As the success of the books and then films turned Potter into an international phenomenon, any place identified with Rowling also became popular. Apparently, the staff at Livraria Lello formerly were fierce about prohibiting photo-taking by tourists. “Hey, we’re here to run a business,” was the general tone of the staff quoted on some older travel websites I consulted.

But today they embrace the tourists, the red paint in the centers of the stair treads chipped off through constant use, a couple stopping traffic on the stairs so they can take a selfie without others in the shot. Of course, that couple, the three in my family and everyone else in the bookshop paid four euros for the privilege of visiting the business.

The door attendant (I’m not making that up) directs tourists to the corner shop to buy vouchers, then scans them at the door before allowing admittance.

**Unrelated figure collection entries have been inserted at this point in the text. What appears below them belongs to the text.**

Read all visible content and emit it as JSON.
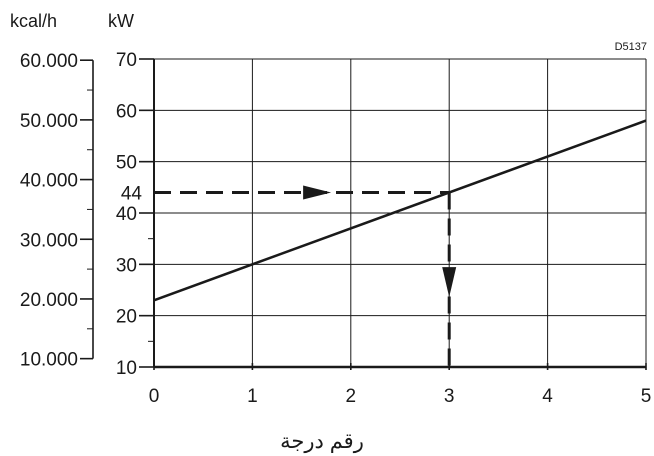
{
  "chart_data": {
    "type": "line",
    "code": "D5137",
    "xlabel": "رقم درجة",
    "x_ticks": [
      0,
      1,
      2,
      3,
      4,
      5
    ],
    "xlim": [
      0,
      5
    ],
    "y_primary": {
      "unit": "kW",
      "ylim": [
        10,
        70
      ],
      "ticks": [
        10,
        20,
        30,
        40,
        50,
        60,
        70
      ]
    },
    "y_secondary": {
      "unit": "kcal/h",
      "ticks": [
        {
          "value": 10000,
          "label": "10.000"
        },
        {
          "value": 20000,
          "label": "20.000"
        },
        {
          "value": 30000,
          "label": "30.000"
        },
        {
          "value": 40000,
          "label": "40.000"
        },
        {
          "value": 50000,
          "label": "50.000"
        },
        {
          "value": 60000,
          "label": "60.000"
        }
      ]
    },
    "series": [
      {
        "x": [
          0,
          5
        ],
        "y": [
          23,
          58
        ]
      }
    ],
    "annotation": {
      "y_value": 44,
      "y_label": "44",
      "x_value": 3
    },
    "grid": true,
    "colors": {
      "line": "#1a1a1a",
      "grid": "#1a1a1a"
    }
  }
}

I overhead him say (in English, thankfully) that 5,000 people visit the store each day during high season. That’s an awful lot of golden galleons, silver sickles and bronze knuts. You can use the voucher toward books, but we already are hauling more of those back than we intended, the result of hanging out with so many Northern Irish authors. And a large majority of the ones at this bookstore, naturally, are in Portuguese.

There may not have been 5,000 in Livraria Lello when we visited, but it certainly felt that way.

‘Thinking fondly of Emma Watson’

Several years ago, during a fall book tour to support Marilynn’s biography of Stewart Parker, we met a friend of Stewart’s at The Elephant House, an Edinburgh coffeeshop where Rowling wrote while her daughter slept. As I recall, the place was rocking with tourists on a dreary Scotland November afternoon.

The main evidence of the popularity of the place wasn’t in faded stair treads, but in the toilets. Every square inch of the men’s room was filled with graffiti about the books, from the sweet to the profane and about every sentiment in between. I know from Marilynn that the women’s room was the same way.

My favorite graffito was one that said, “Thinking fondly of Emma Watson.” I have a picture of it (yes, I took photos in the toilet), but it’s locked somewhere in the cloud that’s a pain to access remotely.

So you’ll have to take my word for it.